Anyway, Amanda from the past just wants to make sure that 20 years from her time now, you are still as awesome and hot as she is right now. Please make sure you keep your fashion sense up-to-date, but I'm begging you to not dress like your daughter! If you have a daughter, that is. And our daughter better be hot and be breaking every teenage boys' heart. What I'm saying is, don't turn into those marmish teachers - wear fugly courtshoes, every clothes in your closet is either black, white or grey, or plaids and wool, and wear your hair exactly like when you woke up this morning. And I'm not talking about the sexy bed hair. You don't get to have the sexy bad hair anymore. Let me try to get that right, now. Also, keep up with the pedicures 'coz you know our feet ain't a pretty sight. It would look horrific at your age now. So please, save your loved ones from such sight.
Secondly, now that you are forty, it doesn't mean you have to act like an old fart. Don't be a bitter bag. Don't hate on the new, hot young teachers or trainees who come to your school. Don't be bent on finding if they have blogs and hatch up an evil plan to expose their hard partying and obscene ways. You were once like them. I hope you're not anymore now, though. You'd seriously embarrass our daughter.

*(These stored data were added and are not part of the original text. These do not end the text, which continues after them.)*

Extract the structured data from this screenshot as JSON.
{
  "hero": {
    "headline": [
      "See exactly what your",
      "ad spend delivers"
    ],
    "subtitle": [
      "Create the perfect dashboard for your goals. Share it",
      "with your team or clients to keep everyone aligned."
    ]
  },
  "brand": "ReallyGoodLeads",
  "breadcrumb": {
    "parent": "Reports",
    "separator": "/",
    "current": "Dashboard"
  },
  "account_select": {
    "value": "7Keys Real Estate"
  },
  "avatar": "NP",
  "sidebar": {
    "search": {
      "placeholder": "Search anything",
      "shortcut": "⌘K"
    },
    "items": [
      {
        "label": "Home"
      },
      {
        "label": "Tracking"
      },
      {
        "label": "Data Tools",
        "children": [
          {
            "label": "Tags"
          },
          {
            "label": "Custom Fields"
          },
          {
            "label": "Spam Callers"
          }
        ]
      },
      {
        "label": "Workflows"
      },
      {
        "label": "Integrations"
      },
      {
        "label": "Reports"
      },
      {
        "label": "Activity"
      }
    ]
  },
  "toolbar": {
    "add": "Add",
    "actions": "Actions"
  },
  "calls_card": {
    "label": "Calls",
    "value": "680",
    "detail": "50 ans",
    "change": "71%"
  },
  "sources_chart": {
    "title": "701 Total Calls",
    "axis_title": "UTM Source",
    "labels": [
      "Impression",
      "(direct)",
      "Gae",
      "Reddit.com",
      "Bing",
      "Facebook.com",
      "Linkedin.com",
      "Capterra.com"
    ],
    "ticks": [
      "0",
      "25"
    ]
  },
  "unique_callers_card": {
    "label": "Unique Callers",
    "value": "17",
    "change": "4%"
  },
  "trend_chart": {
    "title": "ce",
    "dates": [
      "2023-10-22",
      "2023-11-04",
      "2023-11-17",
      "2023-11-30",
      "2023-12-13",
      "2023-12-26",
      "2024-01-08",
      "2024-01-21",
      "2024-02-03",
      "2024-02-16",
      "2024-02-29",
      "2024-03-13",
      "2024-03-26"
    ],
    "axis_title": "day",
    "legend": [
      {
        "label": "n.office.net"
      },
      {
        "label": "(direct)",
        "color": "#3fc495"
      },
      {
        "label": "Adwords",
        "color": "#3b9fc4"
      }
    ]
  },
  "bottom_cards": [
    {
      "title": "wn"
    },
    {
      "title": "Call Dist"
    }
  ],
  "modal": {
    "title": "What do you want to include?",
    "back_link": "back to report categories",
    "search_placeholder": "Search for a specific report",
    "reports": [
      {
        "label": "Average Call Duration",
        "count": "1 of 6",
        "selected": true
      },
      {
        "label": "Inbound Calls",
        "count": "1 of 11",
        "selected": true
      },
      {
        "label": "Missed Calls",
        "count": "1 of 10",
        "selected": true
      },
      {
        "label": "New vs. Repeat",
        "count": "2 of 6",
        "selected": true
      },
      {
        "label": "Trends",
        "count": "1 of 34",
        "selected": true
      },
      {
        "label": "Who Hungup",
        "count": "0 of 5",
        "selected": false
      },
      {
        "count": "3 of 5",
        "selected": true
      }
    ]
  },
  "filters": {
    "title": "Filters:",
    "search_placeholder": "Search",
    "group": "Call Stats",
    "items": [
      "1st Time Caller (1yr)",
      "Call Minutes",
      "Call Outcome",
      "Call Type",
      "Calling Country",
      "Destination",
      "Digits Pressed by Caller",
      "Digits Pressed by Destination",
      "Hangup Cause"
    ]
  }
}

And also, as much as you hate them, especially those confused wide-eyed teacher trainees, promise me you won't drop a call at their learning institution complaining "these teachers are pretty - they will be a pain in the ass". 'Coz grandma, that is so not cool. Remember, you were ONCE like them.

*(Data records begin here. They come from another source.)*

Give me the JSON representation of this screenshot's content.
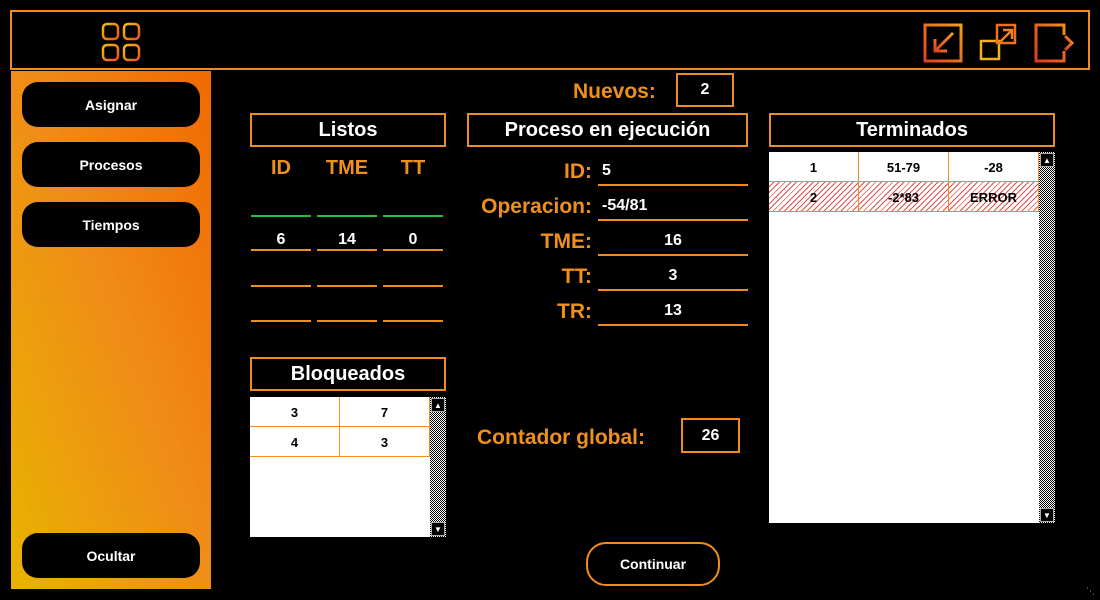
{
  "sidebar": {
    "items": [
      {
        "label": "Asignar"
      },
      {
        "label": "Procesos"
      },
      {
        "label": "Tiempos"
      }
    ],
    "hide_label": "Ocultar"
  },
  "new_processes": {
    "label": "Nuevos:",
    "value": "2"
  },
  "ready": {
    "title": "Listos",
    "columns": [
      "ID",
      "TME",
      "TT"
    ],
    "rows": [
      [
        "",
        "",
        ""
      ],
      [
        "6",
        "14",
        "0"
      ],
      [
        "",
        "",
        ""
      ],
      [
        "",
        "",
        ""
      ]
    ]
  },
  "running": {
    "title": "Proceso en ejecución",
    "fields": [
      {
        "label": "ID:",
        "value": "5"
      },
      {
        "label": "Operacion:",
        "value": "-54/81"
      },
      {
        "label": "TME:",
        "value": "16"
      },
      {
        "label": "TT:",
        "value": "3"
      },
      {
        "label": "TR:",
        "value": "13"
      }
    ]
  },
  "blocked": {
    "title": "Bloqueados",
    "rows": [
      [
        "3",
        "7"
      ],
      [
        "4",
        "3"
      ]
    ]
  },
  "finished": {
    "title": "Terminados",
    "rows": [
      [
        "1",
        "51-79",
        "-28"
      ],
      [
        "2",
        "-2*83",
        "ERROR"
      ]
    ]
  },
  "global_counter": {
    "label": "Contador global:",
    "value": "26"
  },
  "continue_label": "Continuar",
  "colors": {
    "accent": "#f08c20",
    "text_accent": "#f0901c",
    "ready_line": "#22c03c",
    "error_hatch": "#e05050"
  },
  "icons": {
    "app": "grid-icon",
    "minimize": "minimize-icon",
    "maximize": "maximize-icon",
    "exit": "exit-icon"
  }
}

Now, I hope you're still using our by-the-book ridiculous teaching method? The set-induction-presentation-practice-production-closure method? Because as much as I hate doing it just for the sake of not failing my practical, I find that it ACTUALLY works. It is not ridiculous after all. The genius who came up with this method is indeed, a genius. Because if you stop teaching 'by the book', you'll be JUST THE SAME like the other teachers who drop everything that they have learned in their teacher training college as soon as they got their first official teaching job. You will be just like any other teachers who don't write their plans. 'Coz I'm telling you - the reason students love teacher trainees? It's because they are NOT like their everyday teachers. The rules that we hate and we have to slave ourselves doing are the rules that make us better teachers. So please, don't ever stop having especially a set induction and production stage in your class. 'Coz most of the time, that is what students are looking forward for in your lesson. And that's why you rock.

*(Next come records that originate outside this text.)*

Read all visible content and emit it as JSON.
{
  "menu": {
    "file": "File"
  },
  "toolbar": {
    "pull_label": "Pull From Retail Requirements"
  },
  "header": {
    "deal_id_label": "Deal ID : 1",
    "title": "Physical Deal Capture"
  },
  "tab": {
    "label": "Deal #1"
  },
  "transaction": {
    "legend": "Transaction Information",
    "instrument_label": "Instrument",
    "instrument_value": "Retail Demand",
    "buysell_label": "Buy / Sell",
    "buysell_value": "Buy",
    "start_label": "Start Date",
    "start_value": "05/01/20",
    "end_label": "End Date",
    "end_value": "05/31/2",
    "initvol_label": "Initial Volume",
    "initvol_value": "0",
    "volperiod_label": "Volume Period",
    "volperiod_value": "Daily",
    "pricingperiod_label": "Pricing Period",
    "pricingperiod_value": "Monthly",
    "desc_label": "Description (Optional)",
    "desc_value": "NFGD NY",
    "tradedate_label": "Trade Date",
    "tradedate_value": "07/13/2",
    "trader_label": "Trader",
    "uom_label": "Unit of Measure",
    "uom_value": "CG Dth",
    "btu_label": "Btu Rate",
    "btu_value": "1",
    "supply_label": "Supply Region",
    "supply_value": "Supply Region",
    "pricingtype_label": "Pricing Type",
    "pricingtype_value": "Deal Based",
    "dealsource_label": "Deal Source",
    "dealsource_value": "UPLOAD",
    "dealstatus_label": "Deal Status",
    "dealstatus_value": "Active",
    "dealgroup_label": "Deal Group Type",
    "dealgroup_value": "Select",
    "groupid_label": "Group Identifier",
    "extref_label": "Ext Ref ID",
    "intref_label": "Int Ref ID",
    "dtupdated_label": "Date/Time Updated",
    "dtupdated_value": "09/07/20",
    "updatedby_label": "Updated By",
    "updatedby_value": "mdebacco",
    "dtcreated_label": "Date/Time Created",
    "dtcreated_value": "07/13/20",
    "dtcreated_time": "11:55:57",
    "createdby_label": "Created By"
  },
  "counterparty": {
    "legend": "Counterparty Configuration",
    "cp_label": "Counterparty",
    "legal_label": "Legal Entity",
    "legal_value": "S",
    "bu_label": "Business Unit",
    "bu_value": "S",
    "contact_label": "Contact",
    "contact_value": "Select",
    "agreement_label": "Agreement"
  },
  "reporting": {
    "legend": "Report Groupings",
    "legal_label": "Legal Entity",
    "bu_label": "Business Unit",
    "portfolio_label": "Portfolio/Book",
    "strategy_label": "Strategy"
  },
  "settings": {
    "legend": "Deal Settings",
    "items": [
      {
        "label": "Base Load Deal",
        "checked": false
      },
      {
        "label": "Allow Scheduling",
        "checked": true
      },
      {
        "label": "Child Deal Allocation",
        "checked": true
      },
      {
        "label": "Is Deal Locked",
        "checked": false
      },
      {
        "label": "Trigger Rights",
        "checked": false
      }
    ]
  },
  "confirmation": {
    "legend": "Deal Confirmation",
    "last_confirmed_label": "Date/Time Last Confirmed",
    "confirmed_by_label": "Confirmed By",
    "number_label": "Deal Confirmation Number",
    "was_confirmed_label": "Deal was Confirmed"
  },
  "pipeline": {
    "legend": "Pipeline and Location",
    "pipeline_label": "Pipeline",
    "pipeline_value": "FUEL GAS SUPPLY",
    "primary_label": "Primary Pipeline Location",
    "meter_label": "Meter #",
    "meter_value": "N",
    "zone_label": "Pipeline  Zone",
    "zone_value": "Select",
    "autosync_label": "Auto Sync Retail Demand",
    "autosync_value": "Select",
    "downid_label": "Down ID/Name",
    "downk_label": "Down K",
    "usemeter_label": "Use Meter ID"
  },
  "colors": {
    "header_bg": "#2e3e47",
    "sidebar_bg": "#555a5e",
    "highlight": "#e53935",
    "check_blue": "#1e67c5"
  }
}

And lastly, like I said earlier, I hope you are still as awesome and hot as I am now. Look like a damn cougar for all I care, as along as you keep yourself looking pleasant for your students' eyes. Don't ever, ever stop reading College Humour and Cyanide and Happiness, and listening to Hitz.fm so that you'll never be lost in the currents of change, trends and absolute wickedness - no matter how old you are. And be humble and ready to listen to your younger colleagues for new teaching methods out there so that you would not be a living dinosaur. And of course, if you're still not married at this age, don't touch your students no matter how bad you want to, you pedo.
And of course, I hope you're still running Absolutely Wicked so that you can read this piece of junk every now and then. I want to haunt you till you die to make sure you'll never lose your soul in this god-forsaken profession. And if you are actually reading this blog post from the past, that means you have already found the loophole that I'm searching for now, fucked the system, made bloody history and be legendarily awesome.
Also, the internet has not collapsed and the world hasn't ended.